Background: Relatively little is known about the health and disability of adult cancer survivors. As a way to explore these issues, data from the National Health Interview Survey (years 1998-2000) were analyzed.
Methods: Comparisons were made between cancer survivors (n = 4878) and those without a history of cancer (n = 90,737), using both descriptive statistics and logistic-regression models on general health status, psychological disability, limitations in activities of daily living, physical function, and health-related ability to work. Among cancer survivors, health and disability status were assessed by cancer site or type, age at diagnosis, and years since cancer diagnosis.

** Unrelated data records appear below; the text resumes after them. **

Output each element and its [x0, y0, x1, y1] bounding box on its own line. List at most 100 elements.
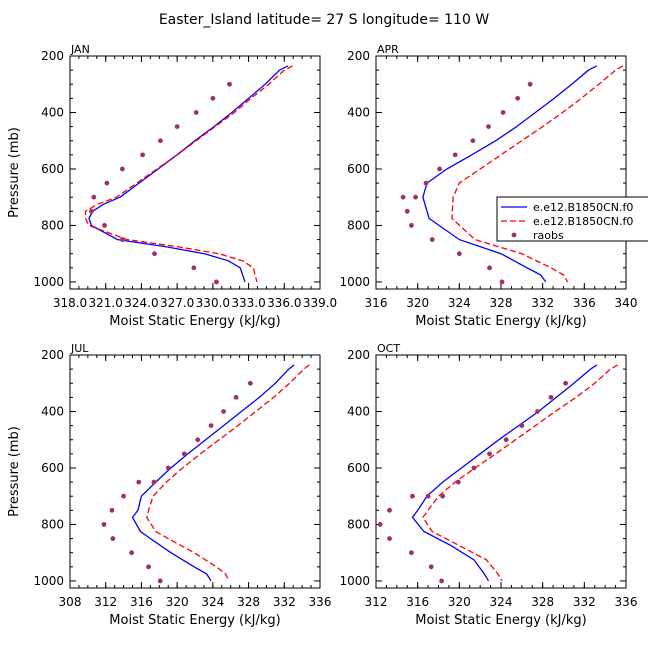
raobs-point	[437, 166, 442, 172]
x-tick-label: 316	[406, 595, 429, 609]
raobs-point	[221, 409, 226, 414]
y-tick-label: 800	[41, 218, 64, 232]
raobs-point	[136, 479, 142, 485]
x-tick-label: 328	[531, 595, 554, 609]
raobs-point	[387, 507, 392, 513]
x-tick-label: 336	[573, 296, 596, 310]
y-axis-label: Pressure (mb)	[7, 426, 22, 517]
panel-label: OCT	[377, 342, 400, 355]
raobs-point	[471, 465, 477, 471]
x-tick-label: 312	[365, 595, 388, 609]
x-tick-label: 308	[59, 595, 82, 609]
raobs-point	[119, 237, 125, 242]
x-tick-label: 320	[406, 296, 429, 310]
legend-label: e.e12.B1850CN.f0	[533, 215, 633, 228]
x-tick-label: 332	[273, 595, 296, 609]
x-tick-label: 318.0	[53, 296, 87, 310]
chart-title: Easter_Island latitude= 27 S longitude= …	[159, 12, 489, 28]
raobs-point	[377, 522, 383, 527]
x-tick-label: 324	[448, 296, 471, 310]
raobs-point	[119, 166, 125, 172]
raobs-point	[151, 479, 157, 485]
raobs-point	[440, 493, 446, 499]
y-tick-label: 200	[347, 49, 370, 63]
series-line-solid	[411, 364, 598, 582]
legend-box	[496, 196, 648, 242]
series-line-dashed	[146, 364, 310, 582]
legend-label: raobs	[533, 229, 564, 242]
series-line-solid	[131, 364, 295, 582]
x-tick-label: 332	[531, 296, 554, 310]
raobs-point	[499, 279, 505, 285]
x-tick-label: 336	[309, 595, 332, 609]
raobs-point	[109, 507, 115, 513]
x-tick-label: 336	[615, 595, 638, 609]
raobs-point	[487, 265, 492, 271]
raobs-point	[165, 465, 171, 471]
raobs-point	[527, 81, 533, 87]
raobs-point	[157, 578, 163, 584]
y-tick-label: 800	[347, 218, 370, 232]
raobs-point	[519, 423, 525, 429]
raobs-point	[210, 95, 216, 101]
raobs-point	[247, 380, 253, 386]
raobs-point	[470, 138, 476, 144]
raobs-point	[91, 194, 97, 200]
x-axis-label: Moist Static Energy (kJ/kg)	[415, 613, 586, 628]
x-tick-label: 320	[166, 595, 189, 609]
raobs-point	[140, 152, 146, 158]
raobs-point	[110, 536, 116, 541]
raobs-point	[214, 279, 219, 285]
raobs-point	[487, 451, 492, 457]
panel-label: APR	[377, 43, 399, 56]
y-tick-label: 400	[41, 105, 64, 119]
raobs-point	[152, 251, 157, 257]
raobs-point	[452, 152, 458, 158]
x-tick-label: 332	[573, 595, 596, 609]
panel-oct: OCT 312 316 320 324 328 332 336 200 400 600 800 1000…	[339, 342, 637, 628]
raobs-point	[193, 110, 199, 115]
raobs-point	[208, 423, 214, 429]
x-tick-label: 316	[365, 296, 388, 310]
raobs-point	[439, 578, 445, 584]
y-tick-label: 1000	[339, 574, 370, 588]
raobs-point	[428, 564, 434, 570]
x-tick-label: 324	[201, 595, 224, 609]
series-line-solid	[422, 65, 598, 283]
raobs-point	[191, 265, 197, 271]
y-tick-label: 1000	[33, 275, 64, 289]
y-tick-label: 800	[41, 517, 64, 531]
x-axis-label: Moist Static Energy (kJ/kg)	[415, 314, 586, 329]
y-tick-label: 600	[347, 162, 370, 176]
series-line-solid	[88, 65, 289, 283]
raobs-point	[174, 124, 180, 130]
raobs-point	[423, 180, 429, 186]
y-tick-label: 400	[41, 404, 64, 418]
y-tick-label: 200	[347, 348, 370, 362]
raobs-point	[515, 95, 521, 101]
raobs-point	[413, 194, 418, 200]
raobs-point	[195, 437, 201, 443]
y-tick-label: 200	[41, 348, 64, 362]
raobs-point	[500, 110, 506, 115]
legend-marker	[511, 232, 517, 238]
y-tick-label: 1000	[33, 574, 64, 588]
x-tick-label: 312	[94, 595, 117, 609]
series-line-dashed	[451, 65, 624, 283]
raobs-point	[146, 564, 151, 570]
panel-apr: APR 316 320 324 328 332 336 340 200 400 600 800 1000…	[339, 43, 637, 329]
x-tick-label: 324	[490, 595, 513, 609]
raobs-point	[486, 124, 491, 130]
raobs-point	[102, 223, 107, 228]
x-tick-label: 339.0	[303, 296, 337, 310]
raobs-point	[409, 223, 414, 228]
panel-jul: JUL 308 312 316 320 324 328 332 336 200 400 600 800 1…	[7, 342, 331, 628]
panel-jan: JAN 318.0 321.0 324.0 327.0 330.0 333.0 336.0 33…	[7, 43, 337, 329]
raobs-point	[400, 194, 406, 200]
series-line-dashed	[422, 364, 619, 582]
y-tick-label: 600	[41, 162, 64, 176]
raobs-point	[404, 208, 410, 214]
plot-frame	[69, 55, 321, 290]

Results: Compared with individuals without a history of cancer or other chronic disease, cancer survivors without other chronic diseases were significantly more likely to report being in fair or poor health (odds ratio, or OR, 2.97), a psychological disability (OR 2.18), limitations of activities of daily living or instrumental activities of daily living (OR 2.22), functional limitations (OR 1.74), and, among those under the age of 65, being unable to work because of a health condition (OR 3.22). The likelihood of poor health and disability was much higher among cancer survivors who also reported comorbid chronic conditions.
Conclusions: Providers caring for cancer survivors should be made aware of the long-term health consequences of cancer and consider appropriate supportive care for their patients. The identification of long-term effects of cancer that contribute to disability and the interventions needed to ameliorate these and their consequences should become a more prominent aspect of the research agenda.